GEOG 486
Cartography and Visualization

Animated Maps


Animated Maps

Though animated maps may also have interactive components, they are uniquely defined by their use of animation to display spatial data. A type of animated map you have likely seen and used is a weather radar map, such as the one shown in Figure 8.5.1. These maps typically contain little user-interaction capabilities—they are watched by the user as if watching a movie—though they may contain zooming or panning functionality, or the option to pause the animation at a point in time.

animated map: NWS Radar Mosaic, Southern Plains Sector
Figure 8.5.1 A Weather Radar animated map

Animated maps are used to visualize a wide range of data topics, from weather to health data, demographic statistics to travel routes. Most common among these maps is the inclusion of time as the variable that is changed as the animation is performed. Though, theoretically, any quantitative variable could be depicted via animation, the use of animation to depict data through time is supported by the congruence principle which states that the external graphic representation of data should match its intrinsic characters (e.g., in the case of animation, the animation plays across time, and represents temporal data) (Tversky, Morrison, and Betrancourt 2002).

animated map: CDC: US Reported deaths from Carbon Monoxide from 2000-2015
Figure 8.5.2 An animated map of reported deaths from Carbon Monoxide.

Despite the popularity of animated maps for data visualization, little research has yet been conducted that supports its use as a replacement for static graphics such as small multiple maps (Tversky, Morrison, and Betrancourt 2002; Griffin et al. 2006). Animated maps present unique challenges for users, who are often hindered by perceptive constraints, such as change blindness – the inability to detect changes in maps across animated frames, often combined with user overconfidence in map comprehension (Fish, Goldsberry, and Battersby 2011).

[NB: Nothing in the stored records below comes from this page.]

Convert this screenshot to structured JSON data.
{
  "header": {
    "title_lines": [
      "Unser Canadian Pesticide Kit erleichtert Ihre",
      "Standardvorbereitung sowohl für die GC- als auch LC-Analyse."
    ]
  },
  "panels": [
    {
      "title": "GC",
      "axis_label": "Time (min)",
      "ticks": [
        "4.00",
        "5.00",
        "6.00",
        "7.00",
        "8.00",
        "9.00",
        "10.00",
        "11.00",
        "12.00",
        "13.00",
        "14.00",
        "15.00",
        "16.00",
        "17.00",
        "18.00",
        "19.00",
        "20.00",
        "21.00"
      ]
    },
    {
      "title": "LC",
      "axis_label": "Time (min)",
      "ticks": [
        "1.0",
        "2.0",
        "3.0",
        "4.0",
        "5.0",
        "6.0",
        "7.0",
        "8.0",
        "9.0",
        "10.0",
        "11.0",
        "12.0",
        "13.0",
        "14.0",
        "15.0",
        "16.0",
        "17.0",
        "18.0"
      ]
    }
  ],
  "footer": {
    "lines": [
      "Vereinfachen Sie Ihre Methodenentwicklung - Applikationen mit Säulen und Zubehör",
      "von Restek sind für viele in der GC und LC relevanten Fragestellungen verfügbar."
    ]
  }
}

Griffin et al. (2006) conducted a map-cluster detection study with animated maps and small multiples and found that users did tend to be more successful with animated rather than static maps for this task. They note an important challenge in animated map design, however—that the pace or speed of the animation is influential on user success, and that different paces are more useful for different maps. There is no ideal animation pace for maps, though cartographers ought to consider what pace might be most useful for their map’s intended audience and purpose. One way to sidestep this decision is to add simple interaction features to animated maps, such as the ability to pause or step through time, so the user might adjust the animation to a speed that works best for them (Tversky, Morrison, and Betrancourt 2002). Though many visual variables are used in animated mapping, pace is among the visual variables used specifically for encoding data via animation. Other animation-relevant variables include rate of change – how much the map changes between each animated frame, and order (DiBiase et al. 1992), which is the order in which individual frames are presented (often chronologically, but not always).

Student Reflection

Consider a mapping purpose for which you might want to create an animated map with frames in non-chronological order. Why would this design choice benefit the map user?

Alan MacEachren (1995) extended the above-mentioned visual animation variables to include display date – the starting time of a temporal sequence, frequency – the number of unique states within each unit of time (e.g., animated frames per year), and synchronization – the coincidence (or otherwise) of time series when two or more are displayed at once (e.g., snowfall and school attendance might be displayed out of sync).

 animated map: NOAA - Past and Future October Temperatures 1981-2090
Figure 8.5.3 An animated map of past and projected October temperatures in the US.
Credit: NOAA

Recommended Reading

  • Tversky, Barbara, Julie Bauer Morrison, and Mireille Betrancourt. 2002. “Animation: Can It Facilitate?” Int. J. Human-Computer Studies Schnotz & Kulhavy 57: 247–262. doi:10.1006/ijhc.1017.
  • Griffin, Amy L, Alan M MacEachren, Frank Hardisty, Erik Steiner, and Bonan Li. 2006. “A Comparison of Animated Maps with Static Visually Maps for Identifying Clusters Space-Time.” Annals of the Association of American Geographers 96 (4): 740–753.
  • Dibiase, David, Alan M. MacEachren, John B. Krygier, and Catherine Reeves. 1992. “Animation and the Role of Map Design in Scientific Visualization.” Cartography and Geographic Information Systems 19 (4): 265–266. doi:10.1080/152304092783721295.